King was born in 1950, the son of Lowell and Phyllis (Wright) King. He attended Antioch College in Yellow Springs, Ohio, where he met his wife, Beth Meacham. They were married in 1978, and in 1980 bought a house on Staten Island, which they spent eight years rehabilitating. They moved to northeast Tucson, Arizona in 1989, [1] where they resided for 14 years, after which they moved to a 4-acre (16,000 m2) ranch south of Tucson close to the village of Corona de Tucson. They keep cats and horses. [2]
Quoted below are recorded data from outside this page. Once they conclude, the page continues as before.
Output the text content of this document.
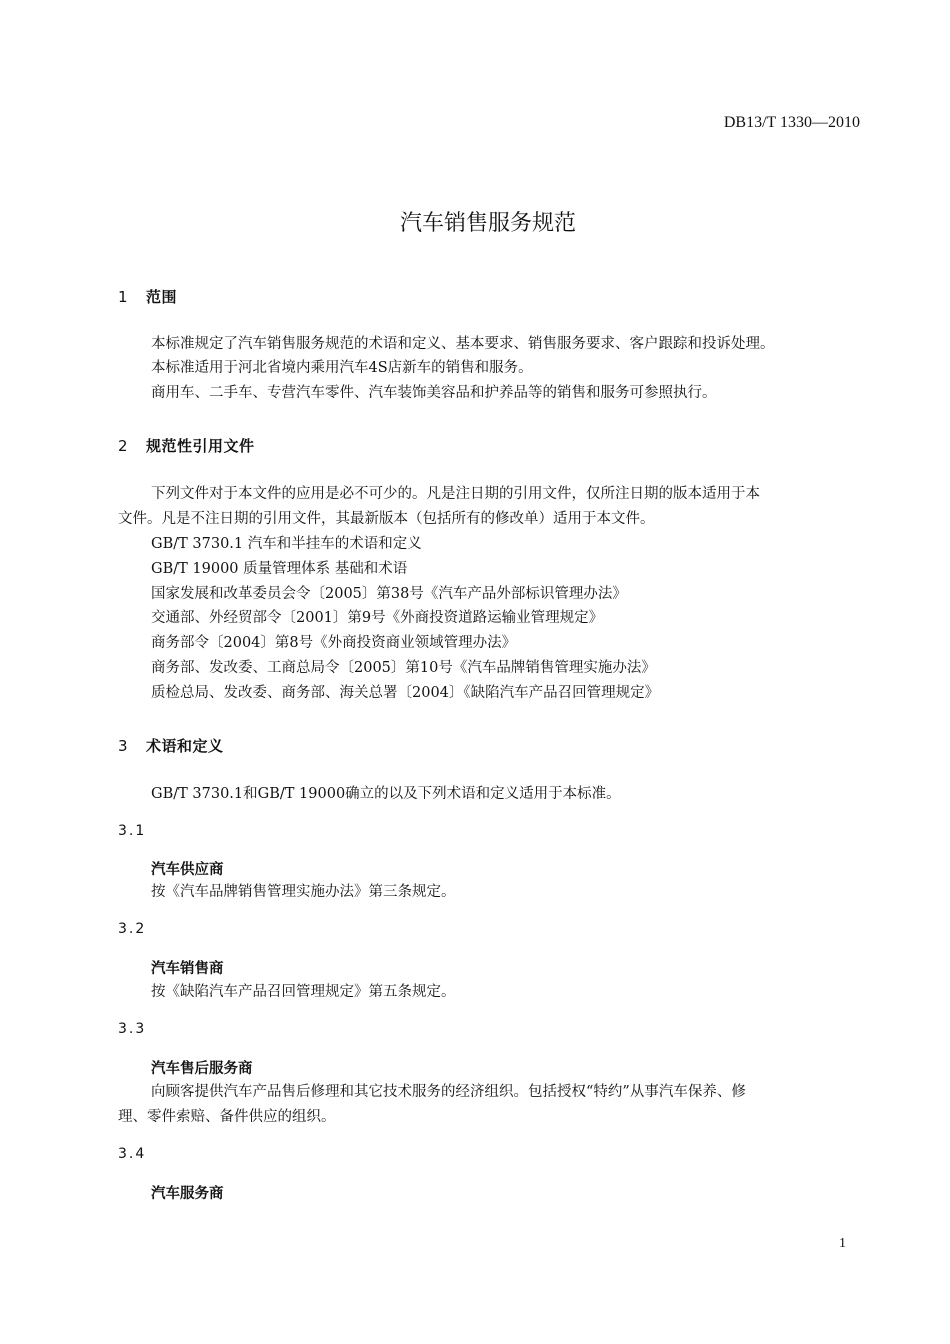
DB13/T 1330—2010
汽车销售服务规范
1 范围
本标准规定了汽车销售服务规范的术语和定义、基本要求、销售服务要求、客户跟踪和投诉处理。
本标准适用于河北省境内乘用汽车4S店新车的销售和服务。
商用车、二手车、专营汽车零件、汽车装饰美容品和护养品等的销售和服务可参照执行。
2 规范性引用文件
下列文件对于本文件的应用是必不可少的。凡是注日期的引用文件，仅所注日期的版本适用于本
文件。凡是不注日期的引用文件，其最新版本（包括所有的修改单）适用于本文件。
GB/T 3730.1 汽车和半挂车的术语和定义
GB/T 19000 质量管理体系 基础和术语
国家发展和改革委员会令〔2005〕第38号《汽车产品外部标识管理办法》
交通部、外经贸部令〔2001〕第9号《外商投资道路运输业管理规定》
商务部令〔2004〕第8号《外商投资商业领域管理办法》
商务部、发改委、工商总局令〔2005〕第10号《汽车品牌销售管理实施办法》
质检总局、发改委、商务部、海关总署〔2004〕《缺陷汽车产品召回管理规定》
3 术语和定义
GB/T 3730.1和GB/T 19000确立的以及下列术语和定义适用于本标准。
3.1
汽车供应商
按《汽车品牌销售管理实施办法》第三条规定。
3.2
汽车销售商
按《缺陷汽车产品召回管理规定》第五条规定。
3.3
汽车售后服务商
向顾客提供汽车产品售后修理和其它技术服务的经济组织。包括授权“特约”从事汽车保养、修
理、零件索赔、备件供应的组织。
3.4
汽车服务商
1
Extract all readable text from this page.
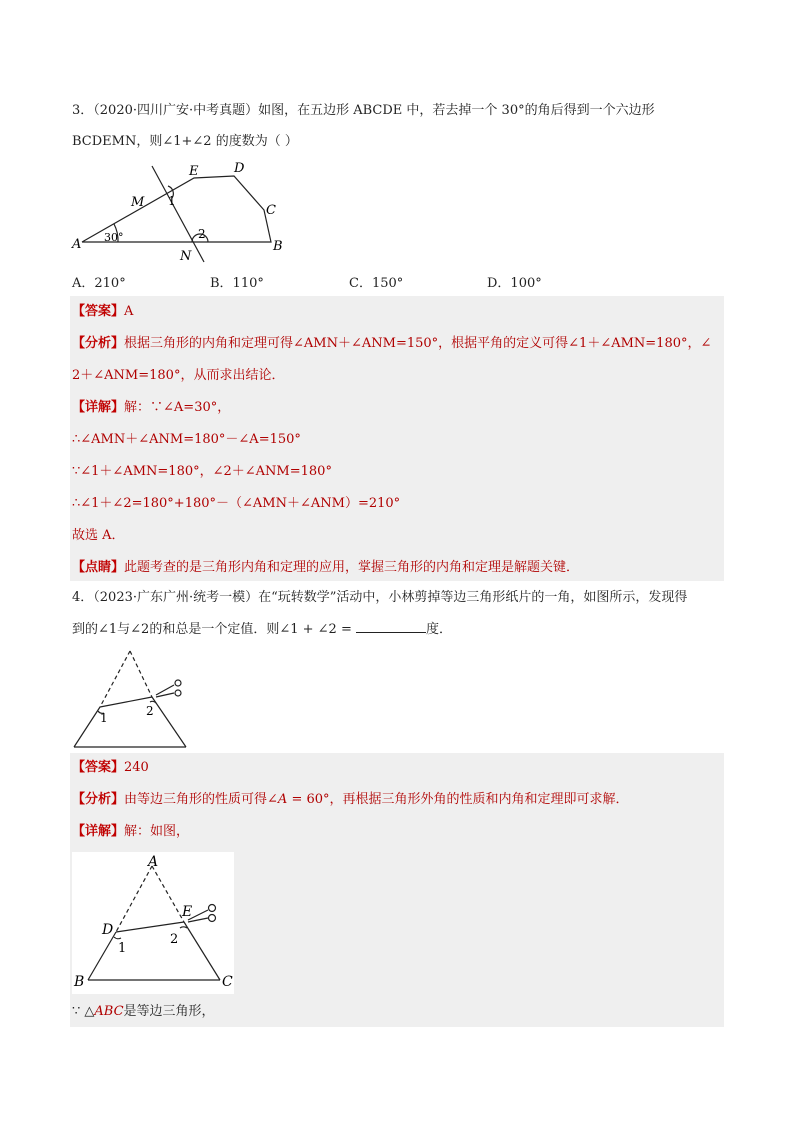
3．（2020·四川广安·中考真题）如图，在五边形 ABCDE 中，若去掉一个 30°的角后得到一个六边形
BCDEMN，则∠1+∠2 的度数为（ ）
A	B
C
D
E
M
N
1
2
30°
A．210°	B．110°	C．150°	D．100°
【答案】A
【分析】根据三角形的内角和定理可得∠AMN＋∠ANM=150°，根据平角的定义可得∠1＋∠AMN=180°，∠
2＋∠ANM=180°，从而求出结论．
【详解】解：∵∠A=30°，
∴∠AMN＋∠ANM=180°－∠A=150°
∵∠1＋∠AMN=180°，∠2＋∠ANM=180°
∴∠1＋∠2=180°+180°－（∠AMN＋∠ANM）=210°
故选 A．
【点睛】此题考查的是三角形内角和定理的应用，掌握三角形的内角和定理是解题关键．
4．（2023·广东广州·统考一模）在“玩转数学”活动中，小林剪掉等边三角形纸片的一角，如图所示，发现得
到的∠1与∠2的和总是一个定值．则∠1 + ∠2 =	度．
1	2
【答案】240
【分析】由等边三角形的性质可得∠A = 60°，再根据三角形外角的性质和内角和定理即可求解．
【详解】解：如图，
A
B	C
D
E
1
2
∵ △ABC是等边三角形，
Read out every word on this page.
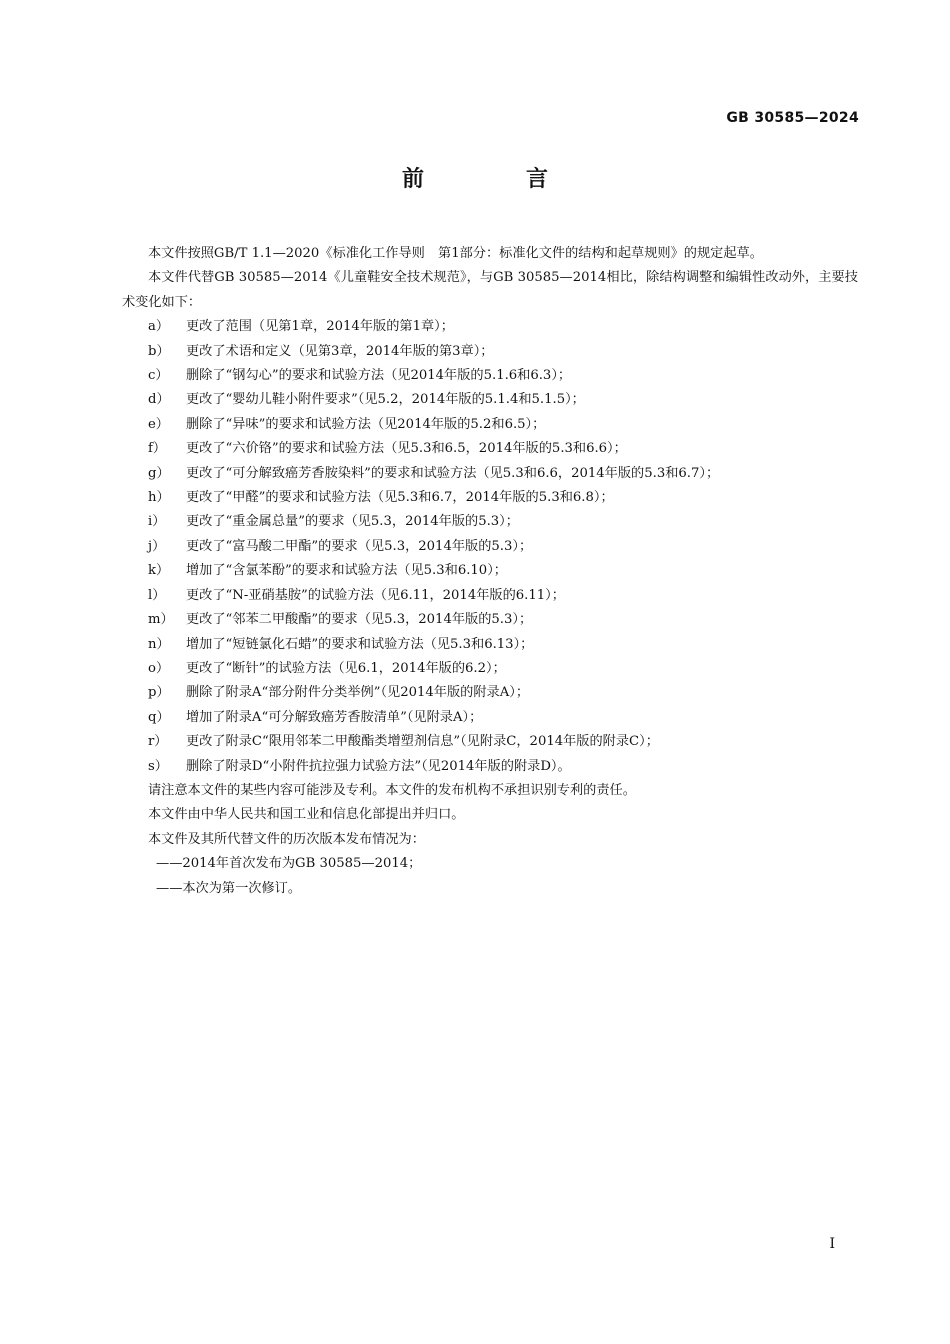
GB 30585—2024
前　言
本文件按照GB/T 1.1—2020《标准化工作导则　第1部分：标准化文件的结构和起草规则》的规定起草。
本文件代替GB 30585—2014《儿童鞋安全技术规范》，与GB 30585—2014相比，除结构调整和编辑性改动外，主要技术变化如下：
a）	更改了范围（见第1章，2014年版的第1章）；
b）	更改了术语和定义（见第3章，2014年版的第3章）；
c）	删除了“钢勾心”的要求和试验方法（见2014年版的5.1.6和6.3）；
d）	更改了“婴幼儿鞋小附件要求”（见5.2，2014年版的5.1.4和5.1.5）；
e）	删除了“异味”的要求和试验方法（见2014年版的5.2和6.5）；
f）	更改了“六价铬”的要求和试验方法（见5.3和6.5，2014年版的5.3和6.6）；
g）	更改了“可分解致癌芳香胺染料”的要求和试验方法（见5.3和6.6，2014年版的5.3和6.7）；
h）	更改了“甲醛”的要求和试验方法（见5.3和6.7，2014年版的5.3和6.8）；
i）	更改了“重金属总量”的要求（见5.3，2014年版的5.3）；
j）	更改了“富马酸二甲酯”的要求（见5.3，2014年版的5.3）；
k）	增加了“含氯苯酚”的要求和试验方法（见5.3和6.10）；
l）	更改了“N-亚硝基胺”的试验方法（见6.11，2014年版的6.11）；
m） 更改了“邻苯二甲酸酯”的要求（见5.3，2014年版的5.3）；
n）	增加了“短链氯化石蜡”的要求和试验方法（见5.3和6.13）；
o）	更改了“断针”的试验方法（见6.1，2014年版的6.2）；
p）	删除了附录A“部分附件分类举例”（见2014年版的附录A）；
q）	增加了附录A“可分解致癌芳香胺清单”（见附录A）；
r）	更改了附录C“限用邻苯二甲酸酯类增塑剂信息”（见附录C，2014年版的附录C）；
s）	删除了附录D“小附件抗拉强力试验方法”（见2014年版的附录D）。
请注意本文件的某些内容可能涉及专利。本文件的发布机构不承担识别专利的责任。
本文件由中华人民共和国工业和信息化部提出并归口。
本文件及其所代替文件的历次版本发布情况为：
——2014年首次发布为GB 30585—2014；
——本次为第一次修订。
I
In the late 1970s and early 1980s King and his wife were regular reviewers for Baird Searles' and Martin Last's SF Review Monthly . He was a consulting editor at Bantam Books from 1980 to 1985, helping to found the Bantam Spectra imprint, after which he was editor-in-chief of The Twilight Zone Magazine from March, 1986 until its last issue (February, 1989), and editorial director of its shorter-lived companion title Night Cry to its last issue in Fall 1987. [3] He has since worked as a consultant technical writer and editor.
King has written one novel with Beth Meacham, Nightshade (1976, Pyramid), [4] and one children's novel with Viido Polikarpus, Down Town (1985, Arbor House), in addition to a number of short stories on his own. His work has appeared in the magazines Crimmer's: The Harvard Journal of Pictorial Fiction , Ariel, a fantasy magazine , SF Review Monthly , Galaxy Science Fiction , Locus , Rod Serling's The Twilight Zone Magazine, Night Cry, and Asimov's , and anthologies Devils & Demons (Marvin Kaye, ed., 1987), Alternate Presidents (Mike Resnick, ed., 1992), Alternate Warriors (Mike Resnick, ed., 1993), More Whatdunits (Mike Resnick, ed., 1993), A Wizard's Dozen (Michael Stearns, ed., 1993), Alternate Outlaws (Mike Resnick, ed., 1994), Xanadu 2 (Jane Yolen and Martin H. Greenberg, eds., 1994), and The Armless Maiden and Other Tales for Childhood's Survivors (Terri Windling, ed., 1995).